桌上的杯子、床头的药、我给陈砚舟买的胃药,全都装进了箱子。
我只留下两样东西。
一份垫款清单。
一张红车最初的购车票据。
傍晚,陈砚舟来了。
他带着热粥,还有那个戒指盒。
他进门时,江叙正替我把衣服叠进袋子里。
陈砚舟脸色立刻沉了。
“他凭什么碰你的东西?”
江叙停下动作。
我看着陈砚舟。
“你知道我为什么住院吗?”
他张了张嘴。
“你身体不好,为什么不早说?”
“我说了。”
“山上那次,我后来回去了。你没有留在那里等我。

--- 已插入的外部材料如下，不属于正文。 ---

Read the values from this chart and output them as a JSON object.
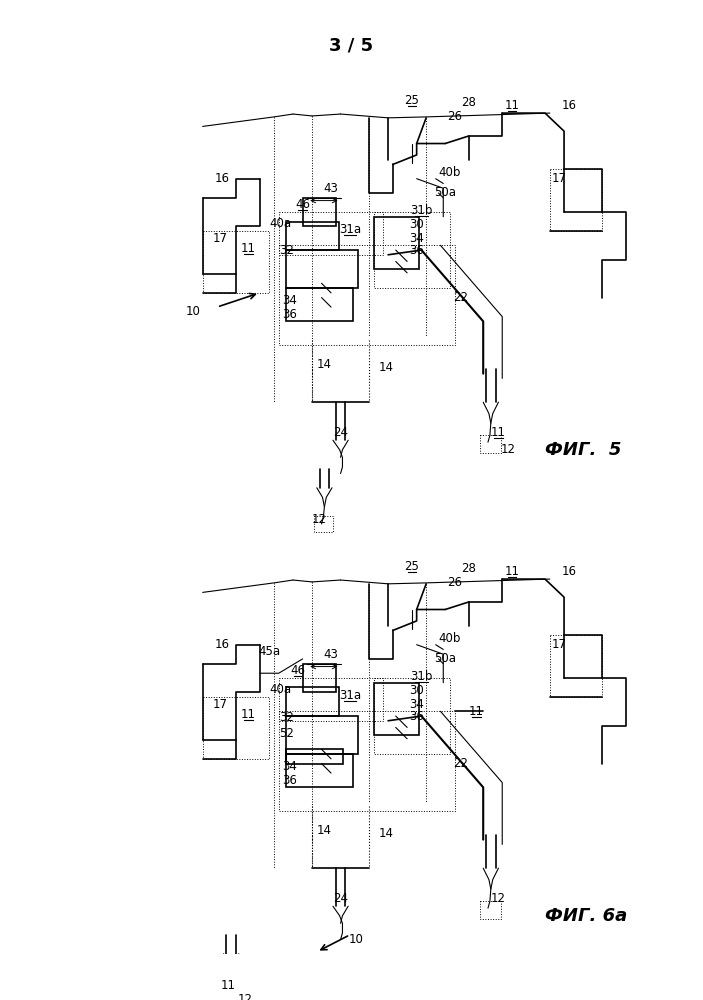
{
  "page_label": "3 / 5",
  "fig5_label": "ФИГ.  5",
  "fig6a_label": "ФИГ. 6a",
  "bg_color": "#ffffff",
  "lc": "#000000"
}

”
“你几点回去的?”
陈砚舟没回答。
“你看见我的药了吗?”
他还是没说话。
我拿过江叙手里的衣服,放到一边。
“陈砚舟,我把账单整理好了。你欠我的钱,按清单还。”
他把粥放到桌上。
“你就因为我没及时回来,要跟我算四年的账?”
“不是因为那一晚。”
“那你到底想怎么样?”
我伸手,挽住江叙的手臂。
陈砚舟的目光落在我们手上。
“凭他是我准备认真了解的人。”
陈砚舟的手攥紧了戒指盒。
“林知夏,你别拿别人报复我。”
“我没报复你。”
“你和他才见过几次?”
“江叙认识我,比你以为的久。”
陈砚舟看着我,声音低下来。
“你真的要为了宋妍,把我们四年都扔了?”
我拿起床边的账本。
“我离开,不是因为宋妍。”
“那是因为什么?”
我把账本翻到最后一页。
“等你把钱还清,我会告诉你。”
陈砚舟站在原地,许久没动。
他走之前,把粥留在桌上,戒指却带走了。
门关上后,江叙问我:“订婚饭还去吗?”
我看着窗外。
“去。”
“想清楚了?”
“我不答应结婚。”
江叙点头。
“好,那就吃顿饭。”
手机上跳出陈砚舟的消息。
“明天我去店里把钱算清,你也必须过来。”
我没有回复。
第二天,他却带着那枚戒指,直接等在了病房门口。